В итоге в Старый завалился уже почти ночью, в
А вот на рассвете меня разбудил стук. Спросонья я чуть не пальнул из взведённого самострела, но потом решил, что не стоит. Раз стучится — то может быть приличным человеком.
— Вельруф, есть разговор, — раздался голос стукачка, оказавшегося Диего.
— Заходи, Диего. Привет тебе, — отозвался я.
— И тебе привет, — зашёл идальго, взял протянутую волчью шкуру, кивком поблагодарил и уселся на неё. — Скажи, ты не видел Марвина в последнии дни?
— А что с ним случилось? Пропал, что ли? — ну не то, чтобы забеспокоился, но точно заинтересовался я.
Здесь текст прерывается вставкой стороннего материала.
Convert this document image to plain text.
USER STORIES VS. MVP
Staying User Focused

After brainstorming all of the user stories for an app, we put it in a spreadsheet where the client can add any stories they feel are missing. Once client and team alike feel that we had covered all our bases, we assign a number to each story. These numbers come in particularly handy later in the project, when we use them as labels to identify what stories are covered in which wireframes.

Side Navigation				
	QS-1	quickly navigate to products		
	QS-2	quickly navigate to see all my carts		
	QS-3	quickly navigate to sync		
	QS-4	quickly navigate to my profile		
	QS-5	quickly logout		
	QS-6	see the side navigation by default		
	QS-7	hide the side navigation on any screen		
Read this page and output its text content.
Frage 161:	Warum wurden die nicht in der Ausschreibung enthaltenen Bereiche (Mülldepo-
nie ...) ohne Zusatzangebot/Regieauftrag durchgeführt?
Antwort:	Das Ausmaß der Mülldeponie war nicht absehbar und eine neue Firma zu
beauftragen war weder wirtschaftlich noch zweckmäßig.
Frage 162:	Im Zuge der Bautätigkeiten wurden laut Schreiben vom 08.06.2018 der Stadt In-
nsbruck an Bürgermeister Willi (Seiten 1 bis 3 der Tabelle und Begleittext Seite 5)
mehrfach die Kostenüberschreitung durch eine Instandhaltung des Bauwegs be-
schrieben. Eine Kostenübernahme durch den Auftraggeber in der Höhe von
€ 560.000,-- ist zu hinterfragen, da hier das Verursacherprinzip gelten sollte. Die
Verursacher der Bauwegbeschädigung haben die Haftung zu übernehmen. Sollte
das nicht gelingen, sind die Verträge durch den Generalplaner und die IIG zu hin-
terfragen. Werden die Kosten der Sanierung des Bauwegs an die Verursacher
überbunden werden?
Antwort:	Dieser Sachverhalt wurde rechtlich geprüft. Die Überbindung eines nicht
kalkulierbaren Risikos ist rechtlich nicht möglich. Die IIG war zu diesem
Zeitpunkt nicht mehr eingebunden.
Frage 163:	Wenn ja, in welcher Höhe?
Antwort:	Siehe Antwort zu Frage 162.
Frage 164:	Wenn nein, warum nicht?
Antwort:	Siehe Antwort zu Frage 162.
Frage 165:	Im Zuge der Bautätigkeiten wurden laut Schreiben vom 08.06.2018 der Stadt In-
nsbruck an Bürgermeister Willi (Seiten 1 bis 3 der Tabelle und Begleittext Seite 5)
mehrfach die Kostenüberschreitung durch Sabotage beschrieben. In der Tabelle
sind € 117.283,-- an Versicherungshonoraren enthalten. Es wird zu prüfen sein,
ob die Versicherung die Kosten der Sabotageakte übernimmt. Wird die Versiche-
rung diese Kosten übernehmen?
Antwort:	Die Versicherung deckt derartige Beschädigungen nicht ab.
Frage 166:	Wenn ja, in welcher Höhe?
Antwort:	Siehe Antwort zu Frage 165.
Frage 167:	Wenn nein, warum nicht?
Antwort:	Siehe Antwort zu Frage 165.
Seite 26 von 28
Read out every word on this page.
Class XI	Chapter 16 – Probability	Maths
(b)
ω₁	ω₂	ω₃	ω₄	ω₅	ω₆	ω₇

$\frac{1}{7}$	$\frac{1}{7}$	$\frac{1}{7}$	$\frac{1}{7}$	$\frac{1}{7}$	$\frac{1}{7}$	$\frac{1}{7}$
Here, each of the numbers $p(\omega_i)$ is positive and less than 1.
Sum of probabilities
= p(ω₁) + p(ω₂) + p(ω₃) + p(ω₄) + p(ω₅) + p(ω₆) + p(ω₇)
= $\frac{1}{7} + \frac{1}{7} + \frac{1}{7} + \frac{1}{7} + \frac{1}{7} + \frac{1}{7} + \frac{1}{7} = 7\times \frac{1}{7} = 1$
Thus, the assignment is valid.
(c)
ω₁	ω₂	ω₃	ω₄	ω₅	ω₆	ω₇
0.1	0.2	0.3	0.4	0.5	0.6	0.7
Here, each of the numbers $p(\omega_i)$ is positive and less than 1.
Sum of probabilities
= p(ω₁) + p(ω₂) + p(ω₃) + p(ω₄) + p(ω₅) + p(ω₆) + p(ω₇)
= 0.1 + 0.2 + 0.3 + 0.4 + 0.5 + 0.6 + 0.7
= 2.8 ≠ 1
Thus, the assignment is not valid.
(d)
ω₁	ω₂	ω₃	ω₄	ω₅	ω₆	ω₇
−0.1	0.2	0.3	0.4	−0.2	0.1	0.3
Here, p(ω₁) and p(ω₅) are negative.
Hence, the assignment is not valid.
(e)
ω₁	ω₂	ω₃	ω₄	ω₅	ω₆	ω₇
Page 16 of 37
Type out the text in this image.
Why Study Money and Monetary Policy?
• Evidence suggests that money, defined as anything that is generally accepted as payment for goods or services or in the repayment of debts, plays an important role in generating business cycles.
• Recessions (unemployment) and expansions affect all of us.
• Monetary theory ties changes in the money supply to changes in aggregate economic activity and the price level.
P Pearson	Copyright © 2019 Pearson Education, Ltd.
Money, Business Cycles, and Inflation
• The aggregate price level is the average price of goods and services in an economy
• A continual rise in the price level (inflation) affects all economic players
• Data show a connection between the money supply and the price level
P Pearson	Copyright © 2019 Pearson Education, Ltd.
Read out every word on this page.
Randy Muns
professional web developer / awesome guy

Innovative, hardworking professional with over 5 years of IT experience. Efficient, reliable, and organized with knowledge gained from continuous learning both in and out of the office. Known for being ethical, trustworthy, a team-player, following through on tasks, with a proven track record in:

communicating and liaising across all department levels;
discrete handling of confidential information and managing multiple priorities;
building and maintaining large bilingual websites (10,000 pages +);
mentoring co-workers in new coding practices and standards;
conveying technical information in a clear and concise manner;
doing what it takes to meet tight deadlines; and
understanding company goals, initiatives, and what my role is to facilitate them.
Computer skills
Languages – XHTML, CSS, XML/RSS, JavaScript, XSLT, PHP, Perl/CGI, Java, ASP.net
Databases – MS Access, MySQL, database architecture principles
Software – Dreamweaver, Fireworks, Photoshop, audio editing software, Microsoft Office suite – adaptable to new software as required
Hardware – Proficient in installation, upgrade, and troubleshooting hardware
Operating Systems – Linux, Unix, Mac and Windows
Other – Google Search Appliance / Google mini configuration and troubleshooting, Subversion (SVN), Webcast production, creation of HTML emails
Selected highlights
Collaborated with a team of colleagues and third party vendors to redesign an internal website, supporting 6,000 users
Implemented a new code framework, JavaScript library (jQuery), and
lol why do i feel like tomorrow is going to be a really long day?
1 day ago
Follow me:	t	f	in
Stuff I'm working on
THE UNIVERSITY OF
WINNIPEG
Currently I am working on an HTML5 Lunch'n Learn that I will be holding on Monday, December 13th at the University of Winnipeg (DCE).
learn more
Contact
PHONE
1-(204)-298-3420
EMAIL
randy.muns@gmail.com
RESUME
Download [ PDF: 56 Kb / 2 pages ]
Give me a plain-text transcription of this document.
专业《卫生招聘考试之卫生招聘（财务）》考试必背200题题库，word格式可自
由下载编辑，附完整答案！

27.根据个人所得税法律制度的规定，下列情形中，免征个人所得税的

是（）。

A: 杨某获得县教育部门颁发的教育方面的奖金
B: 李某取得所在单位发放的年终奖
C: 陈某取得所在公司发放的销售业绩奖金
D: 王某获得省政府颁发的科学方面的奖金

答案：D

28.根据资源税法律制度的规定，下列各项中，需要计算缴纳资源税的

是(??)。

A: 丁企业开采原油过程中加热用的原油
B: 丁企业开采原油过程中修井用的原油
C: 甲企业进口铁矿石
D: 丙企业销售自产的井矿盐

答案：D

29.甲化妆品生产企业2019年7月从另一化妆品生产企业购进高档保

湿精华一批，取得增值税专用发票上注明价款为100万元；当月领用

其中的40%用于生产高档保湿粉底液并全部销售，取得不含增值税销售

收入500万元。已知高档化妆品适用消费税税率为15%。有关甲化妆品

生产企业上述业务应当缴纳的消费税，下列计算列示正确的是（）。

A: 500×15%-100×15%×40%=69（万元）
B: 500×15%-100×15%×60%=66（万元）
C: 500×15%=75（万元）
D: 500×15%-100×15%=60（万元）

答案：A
— Скорее сбежал, — не очень громко, с кривой ухмылкой, сообщил Диего.
— За Барьер? — немного окосел я.
Ну единственное, что пришло в голову. А с учётом избранности и прочих качеств… Ну скажем так, я подобный расклад находил возможным. Хотя и не слишком приятным.
Диего на мой вопрос тоже окосел в умеренной форме, помотал головой.
— Барьер непроходим, Вельруф. Хотя сотворил этот мальчишка вещь… Примерно такую же по глупости. И лучше бы он с разбегу врезался в барьер. Слушай… — начал рассказ Диего, правильно сынтерпретировав мою мимику и жесты.
А я слушал… И желание поржать было. Но не слишком весело поржать: ситуация выходила скорее грустная, уж в перспективе уж точно.
Итак, Избранный всего Миненталя, Безымянный, наречённый мной Марвином… Спёр девку у баронов! Спёр, сбежал с ней из лагеря и сейчас хрен знает где! Вроде бы — ту самую Велаю, по крайней мере, судя по всему мне известному, выходит так.
Вообще, проконсультировавшись и подумав, я не мог не оценить иронию положения “женщин баронов”. Просто выходил расклад, что быть наложницей того же Гомеза… счастливый билет для девяносто девяти процентов женщин Морграда. Уж королевства Робара — точно. Потому что “простая приличная” женщина оказывалась в том же положении “постельной грелки”, в большинстве своём даже не зная до брака будущего мужа, да ещё и будучи отягощенной в браке массой забот и трудов. Нормальный средневековый патриархальный уклад, в чём-то даже полегче земного: никто женщин “отродьями аццкого сотаны” не считал и на кострах не поджаривал. При этом, казалось бы, в словосочетании “магическое средневековье” кроется основание для снижения патриархальности… А вот фиг. Маги — это и священники. Иннос женщин в попы не принимал. Адонас, в известной Ойкумене — тоже. Про Белиара промолчим. Вот и выходило, что магия в Морграде не только не “уравнивала” возможности, вопреки физическим кондициям, так ещё и добавляла патриархальности. И “женщины-воительницы”, как понятно, были слабо реализуемой фантазией.
В общем, основной барский “гарем” от тёплого места бежать не стал бы, гарантированно. А вот “новенькая” — хоть как-то подходила на роль “похищаемой”. То есть орала и отбивалась от Безымянного не слишком сильно, что и дало ему совершить “легендарное деяние”.
Гомез, со слов Диего, рвал, метал и вообще проявлял непонятное недовольство мелкой шалостью Марвина. Как этот герой-любовник вообще осуществил свой подвиг — в деталях никто не знал, но по шеям, как я понял, получили вообще все. Ну и Марвин оказался “публичным врагом” Старого, с ценником в десяток тысяч за голову.